Anjelica Huston levou um bom tempo para ser reconhecida, em Hollywood e no resto do mundo, por méritos um pouco mais notórios do que ser primeiro a filha de John e depois a mulher de Jack (Nicholson). Sempre foi visível a contra-indicação contida na proximidade com estes dois gigantes das telas: se fosse menos obcecada e voluntariosa, Anjelica estaria reduzida a apenas mais um sobrenome famoso. Mas ela sempre pareceu disposta a ir à luta sozinha, mandando a genética para escanteio.
Dona de um tipo físico sob medida para interpretar mulheres fortes, Anjelica Huston construiu tipos marcantes em filmes como Os Imorais e Os Vivos e os Mortos, último trabalho de seu pai. Em 96, decidiu que podia mudar de lado no set. Marcas do Silêncio, sua estréia na direção, revelou-se, ao abordar um tema tabu em qualquer sociedade - os abusos contra as crianças - um obra tão bela quanto incômoda. Três anos depois Anjelica retomou a direção e o resultado, a comédia dramática Agnes Browne - O Despertar de Uma Vida.
Irlanda, anos 60
Desta vez Anjelica optou por um enredo um pouco menos espinhoso.
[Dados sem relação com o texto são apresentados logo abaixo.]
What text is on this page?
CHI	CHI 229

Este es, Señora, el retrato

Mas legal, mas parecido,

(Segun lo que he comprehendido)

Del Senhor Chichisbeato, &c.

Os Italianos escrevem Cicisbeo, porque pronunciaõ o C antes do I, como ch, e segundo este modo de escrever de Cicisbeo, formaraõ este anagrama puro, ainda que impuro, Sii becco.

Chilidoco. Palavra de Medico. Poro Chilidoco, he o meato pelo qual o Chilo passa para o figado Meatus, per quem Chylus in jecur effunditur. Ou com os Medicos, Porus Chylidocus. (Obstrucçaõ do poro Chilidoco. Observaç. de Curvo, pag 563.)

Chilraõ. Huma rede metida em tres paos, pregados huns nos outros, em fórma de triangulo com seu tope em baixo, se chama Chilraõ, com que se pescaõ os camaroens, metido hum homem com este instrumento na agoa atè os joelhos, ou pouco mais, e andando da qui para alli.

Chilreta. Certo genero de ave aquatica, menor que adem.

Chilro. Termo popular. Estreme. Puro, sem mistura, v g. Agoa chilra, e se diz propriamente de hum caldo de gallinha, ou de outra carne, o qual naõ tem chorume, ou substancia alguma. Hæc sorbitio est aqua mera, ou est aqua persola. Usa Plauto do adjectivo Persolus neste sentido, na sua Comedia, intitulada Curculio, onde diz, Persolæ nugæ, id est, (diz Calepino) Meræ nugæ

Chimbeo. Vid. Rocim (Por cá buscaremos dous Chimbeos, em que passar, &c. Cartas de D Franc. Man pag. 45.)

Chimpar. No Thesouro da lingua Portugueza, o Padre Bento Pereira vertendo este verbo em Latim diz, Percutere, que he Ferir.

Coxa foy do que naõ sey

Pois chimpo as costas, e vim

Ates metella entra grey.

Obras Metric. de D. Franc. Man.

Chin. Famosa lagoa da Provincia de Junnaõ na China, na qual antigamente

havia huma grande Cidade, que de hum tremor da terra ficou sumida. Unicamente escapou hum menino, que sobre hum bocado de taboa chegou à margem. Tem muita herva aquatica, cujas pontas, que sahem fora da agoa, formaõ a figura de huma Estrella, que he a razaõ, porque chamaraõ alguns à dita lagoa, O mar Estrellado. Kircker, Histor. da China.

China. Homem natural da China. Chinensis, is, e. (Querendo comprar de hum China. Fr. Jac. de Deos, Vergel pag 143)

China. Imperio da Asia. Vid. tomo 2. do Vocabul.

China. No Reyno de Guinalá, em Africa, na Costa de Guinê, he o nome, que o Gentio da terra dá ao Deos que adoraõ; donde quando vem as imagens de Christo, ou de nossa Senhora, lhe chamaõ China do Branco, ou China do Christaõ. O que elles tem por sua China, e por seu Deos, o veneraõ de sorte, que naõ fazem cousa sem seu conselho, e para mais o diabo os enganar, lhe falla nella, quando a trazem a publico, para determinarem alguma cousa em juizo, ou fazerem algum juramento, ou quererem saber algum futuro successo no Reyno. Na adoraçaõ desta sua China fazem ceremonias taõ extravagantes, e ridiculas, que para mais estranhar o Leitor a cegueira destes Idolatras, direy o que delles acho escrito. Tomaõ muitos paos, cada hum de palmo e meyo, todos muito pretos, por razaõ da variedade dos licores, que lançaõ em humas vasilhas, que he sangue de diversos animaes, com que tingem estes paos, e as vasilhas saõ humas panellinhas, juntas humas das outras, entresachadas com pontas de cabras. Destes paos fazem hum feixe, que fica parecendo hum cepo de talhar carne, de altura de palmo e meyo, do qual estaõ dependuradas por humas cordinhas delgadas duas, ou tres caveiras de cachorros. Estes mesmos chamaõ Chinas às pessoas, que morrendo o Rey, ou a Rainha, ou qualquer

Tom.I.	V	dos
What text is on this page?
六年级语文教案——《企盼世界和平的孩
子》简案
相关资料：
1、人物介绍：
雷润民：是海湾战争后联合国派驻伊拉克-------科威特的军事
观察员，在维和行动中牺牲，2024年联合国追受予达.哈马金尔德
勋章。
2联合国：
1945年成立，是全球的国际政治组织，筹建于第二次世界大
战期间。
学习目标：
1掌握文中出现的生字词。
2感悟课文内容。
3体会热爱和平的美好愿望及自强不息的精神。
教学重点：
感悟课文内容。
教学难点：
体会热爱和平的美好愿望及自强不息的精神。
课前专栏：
O filme se passa na Irlanda dos anos 60. Agnes Browne, personagem que empresta o nome ao filme e é vivida pela própria Anjelica, é uma viúva que já passou dos 30 anos, tem sete filhos pequenos e jura que ainda não sabe o que é orgasmo. Qualquer um desses fatores, isoladamente, já bastaria para acabar com o humor e demarcar com rugas o rosto de uma mulher. Agnes Browne, no entanto, parece ser mais forte.
Depois de perder o marido atropelado, Agnes mergulha no trabalho como feirante e recorre ao seguro social para cuidar dos filhos e manter a família unida.
Diverte-se bebendo cerveja preta com as amigas nos pubs e estaria disposta a se afastar definitivamente dos homens, não fosse um padeiro francês decidir montar um negócio bem na frente da sua barraca na feira.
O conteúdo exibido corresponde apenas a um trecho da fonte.